Devlerin pantoloncusu

Deba'nın bugün geldiği nokta neresi?

- Son beş yıldır dünyaca ünlü mağaza zincirleri ve markalar için üretim yapıyoruz. Dokuma alt giyim konusunda uzmanlaşan Deba'da ayda 350 bin adet alt giyim üretiyoruz. ABD pazarındaki başlıca müşterilerimiz Banana Republic, The Gap, Tommy Hilfiger ve Express. Avrupa pazarındaki başlıca büyük müşterilerimiz ise Hugo Boss, BHS, Armand Thiery, Massimo Dutti, Zara, Dockers ve H&M. Önümüzdeki günlerde bunlara iki yeni marka daha eklenecek.

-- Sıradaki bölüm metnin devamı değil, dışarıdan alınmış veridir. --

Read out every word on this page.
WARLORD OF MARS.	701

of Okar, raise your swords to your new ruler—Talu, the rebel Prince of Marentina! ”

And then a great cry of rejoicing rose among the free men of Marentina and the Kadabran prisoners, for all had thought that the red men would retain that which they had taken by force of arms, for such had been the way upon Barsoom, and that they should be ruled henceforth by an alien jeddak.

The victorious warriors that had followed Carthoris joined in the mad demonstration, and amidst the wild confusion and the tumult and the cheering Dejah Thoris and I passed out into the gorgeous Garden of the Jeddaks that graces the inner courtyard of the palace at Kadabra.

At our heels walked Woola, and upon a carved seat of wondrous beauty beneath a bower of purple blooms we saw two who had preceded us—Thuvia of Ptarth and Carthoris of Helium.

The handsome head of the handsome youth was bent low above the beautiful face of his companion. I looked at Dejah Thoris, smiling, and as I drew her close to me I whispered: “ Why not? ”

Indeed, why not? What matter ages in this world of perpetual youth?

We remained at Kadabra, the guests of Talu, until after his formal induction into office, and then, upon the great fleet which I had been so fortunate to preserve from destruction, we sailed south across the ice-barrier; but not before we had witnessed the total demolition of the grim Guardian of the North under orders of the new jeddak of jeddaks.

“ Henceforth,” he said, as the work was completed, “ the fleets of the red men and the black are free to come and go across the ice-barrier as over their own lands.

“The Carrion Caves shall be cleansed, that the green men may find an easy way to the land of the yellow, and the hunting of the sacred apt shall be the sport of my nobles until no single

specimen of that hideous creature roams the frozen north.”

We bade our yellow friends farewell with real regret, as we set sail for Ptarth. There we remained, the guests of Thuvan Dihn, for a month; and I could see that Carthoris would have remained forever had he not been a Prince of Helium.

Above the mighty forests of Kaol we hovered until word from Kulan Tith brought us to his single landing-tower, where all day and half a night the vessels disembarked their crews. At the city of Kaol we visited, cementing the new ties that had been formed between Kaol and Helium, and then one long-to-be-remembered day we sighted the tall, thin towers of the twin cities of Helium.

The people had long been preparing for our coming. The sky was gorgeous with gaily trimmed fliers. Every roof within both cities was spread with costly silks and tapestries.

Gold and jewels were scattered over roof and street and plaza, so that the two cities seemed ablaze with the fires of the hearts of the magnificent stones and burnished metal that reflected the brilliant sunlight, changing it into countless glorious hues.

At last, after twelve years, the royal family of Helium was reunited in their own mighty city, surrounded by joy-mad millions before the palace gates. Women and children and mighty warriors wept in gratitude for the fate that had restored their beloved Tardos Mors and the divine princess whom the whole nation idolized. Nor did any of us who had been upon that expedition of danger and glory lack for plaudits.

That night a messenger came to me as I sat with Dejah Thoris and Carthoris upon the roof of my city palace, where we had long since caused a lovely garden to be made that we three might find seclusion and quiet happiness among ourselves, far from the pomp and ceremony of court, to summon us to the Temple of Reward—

Yurtdışında mağaza zinciri

Ev tekstilinde büyümeye devam edecek misiniz?

- Ev tekstilinde hem başka markalar için fason, hem de kendi markamız ‘‘Unique Art’’ olarak üretim yapıyoruz. Yurtdışındaki mağazalar için onların markasıyla üretiyoruz, kendi markamızı yurt dışına da ihrac ediyoruz. Yaklaşık 6 ay önce Dubai'de franchising sistemiyle ilk mağazamızı açtık. Hedefimiz, Yunanistan'dan başlayarak İngiltere'ye kadar bütün Avrupa ülkelerinde franchising vererek ev tekstilinde mağazalar zinciri kurmak. Türkiye'de halen 5 mağazamız var, içerde fazla büyümek istemiyoruz.

Denizli'nin antik kenti Laodikeia aydınlanıyor

DENİZLİ'nin Çürüksu Havzası üzerinde geniş bir alana yayılan antik kent Laodikeia'nın kazısı, Deba'nın sponsorluğu ile gerçekleştiriliyor. 2 bihn 300 yıllık tarihi kent Laodikeia'nın kazısı geçtiğimiz Nisan ayında Cumhurbaşkanı Ahmet Necdet Sezer'in onayladığı Bakanlar Kurulu Kararı ile Pamukkale Üniversitesi'ne verildi. Laodikea, hem kültürel yapısı, hem coğrafi konumu, hem de büyüklüğü açısından Anadolu'nun en büyük antik kentleri arasında yer alıyor. Deba'nın sponsorluğunda geçen yıl başlatılan çalışmalarda İncil'de adı geçen kilisenin ön duvarları ile kentin ana caddesi gün ışığına çıkarılmıştı

Laodikeia markalı pantolon

Antik kentlerin isimlerini marka olarak Deba adına tescil ettiren Esat Sivri, gün ışığına çıkarmak için büyük çaba verdiği antik kent ‘‘Laodikeia’’ markasıyla da pantolon üretecek. Sivri'nin hedefi, antik kentlerin adını hem konfeksiyon hem de ev tekstilinde markalaştırmak.